Although multiple pathways for drug approval exist in the European Union, novel biological agents are required to follow a centralized review process overseen by the EMA (Fig. 3). Approval through this pathway leads to a recommendation to the European Commission (EC), which has the authority to grant marketing authorization in all EU member states. Within the EMA, drugs for human use are evaluated by the Committee for Human Medicinal Products (CHMP), which carries out the scientific review and makes final recommendations to the EC for marketing approval. For Glybera, the primary responsibility for review fell on a relatively new subdivision of the EMA, the Committee for Advanced Therapies (CAT), which was formed in 2009 specifically to provide expert evaluation of gene and cell therapies. The CAT is charged with carrying out the initial review of products that fall within its scope and submitting a draft recommendation to the CHMP for (or against) approval. The CHMP provides oversight and input during CAT deliberations and has the authority to adopt or reject a CAT draft opinion. The deliberations of both the CAT and the CHMP are publicly available and have been published (EMA, 2012).

FIG. 3.

FIG. 3.

Centralized approval process in the European Union (EU). The scientific review of human therapeutics is carried out by the Committee for Human Medicinal Products (CHMP), a division of the European Medicines Agency (EMA). For gene and cell therapies, a primary review is performed by the Committee for Advanced Therapies (CAT), an independent specialist committee composed of five CHMP members and representatives selected by EU member states, as well as European Commission (EC)-appointed patient and clinician representatives. Although the CAT adopts a draft opinion on marketing applications, the CHMP is ultimately responsible for making a recommendation to the EC, which has the final authority to grant marketing approval.

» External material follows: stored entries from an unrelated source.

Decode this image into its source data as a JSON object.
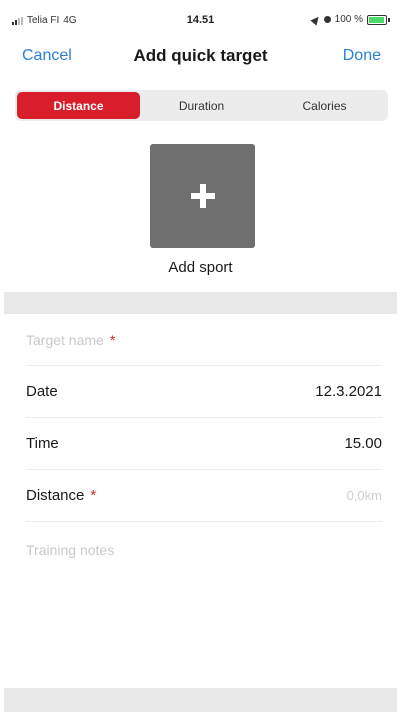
{
  "status_bar": {
    "carrier": "Telia FI",
    "network": "4G",
    "time": "14.51",
    "battery_percent": "100 %",
    "battery_level": 1.0,
    "battery_color": "#4cd964"
  },
  "nav": {
    "cancel_label": "Cancel",
    "title": "Add quick target",
    "done_label": "Done"
  },
  "tabs": [
    {
      "label": "Distance",
      "active": true
    },
    {
      "label": "Duration",
      "active": false
    },
    {
      "label": "Calories",
      "active": false
    }
  ],
  "add_sport": {
    "icon": "plus-icon",
    "label": "Add sport"
  },
  "form": {
    "target_name": {
      "placeholder": "Target name",
      "required_mark": "*"
    },
    "date": {
      "label": "Date",
      "value": "12.3.2021"
    },
    "time": {
      "label": "Time",
      "value": "15.00"
    },
    "distance": {
      "label": "Distance",
      "required_mark": "*",
      "placeholder": "0,0km"
    },
    "notes": {
      "placeholder": "Training notes"
    }
  },
  "colors": {
    "accent_red": "#d81e2b",
    "link_blue": "#2a7fd6",
    "tile_gray": "#6f6f6f"
  }
}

In December 2009, AMT submitted the marketing authorization application for Glybera to the EMA (Fig. 2). Given that a gene therapy had never been approved in the West, it is noteworthy that two of the most likely sources of concern for this type of product—safety issues related to viral vector-mediated gene transfer and the process of manufacturing and characterizing a viral vector—did not prove to be major obstacles to approval. The initial review brought up several of these expected theoretical concerns, including insertional mutagenesis, immune toxicity, tumorigenicity, germ-line transmission of vector sequences, and manufacturing issues such as contaminating DNA sequences and in vitro assessment of potency (EMA, 2012, p. 30). After some discussion with the applicant and submission of additional data, all of these issues were addressed to the satisfaction of both the CAT and CHMP.

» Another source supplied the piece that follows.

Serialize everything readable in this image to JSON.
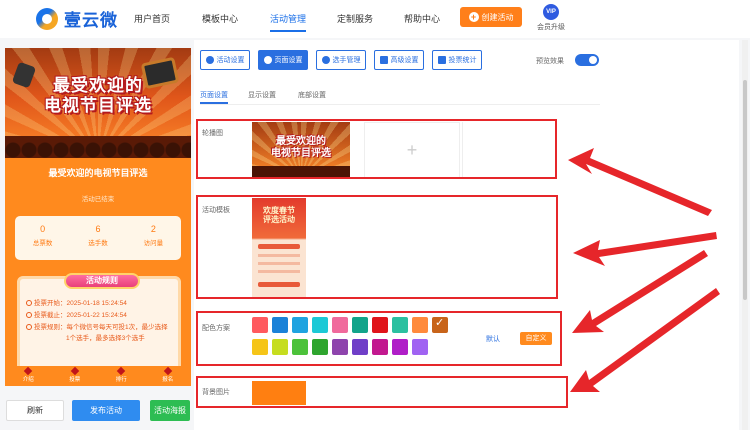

In the examination of the cumulative clinical trial data, safety proved to be of limited concern; most subjects experienced only local discomfort after treatment, and muscle biopsy findings of localized inflammation and changes in fiber architecture were not believed to be clinically significant. However, it was noted that functional tests on injected muscle should have been performed to rule out any lasting effect. One subject was diagnosed with suspected deep venous thrombosis and pulmonary embolism after treatment, which was thought to be potentially related to receiving a large number of intramuscular injections. Another subject experienced transient polyarthritis and myositis at the time of discontinuation of immunosuppression, but this was deemed to have most likely been caused by a preexisting condition. The 12-week course of immunosuppression was identified as a potential source of serious risk, particularly because it had not prevented the observed local inflammatory infiltrate, indicating that its inclusion was unjustified. Still, it became clear through the review process that both the CAT and CHMP would deem the safety risks acceptable so long as efficacy could be demonstrated.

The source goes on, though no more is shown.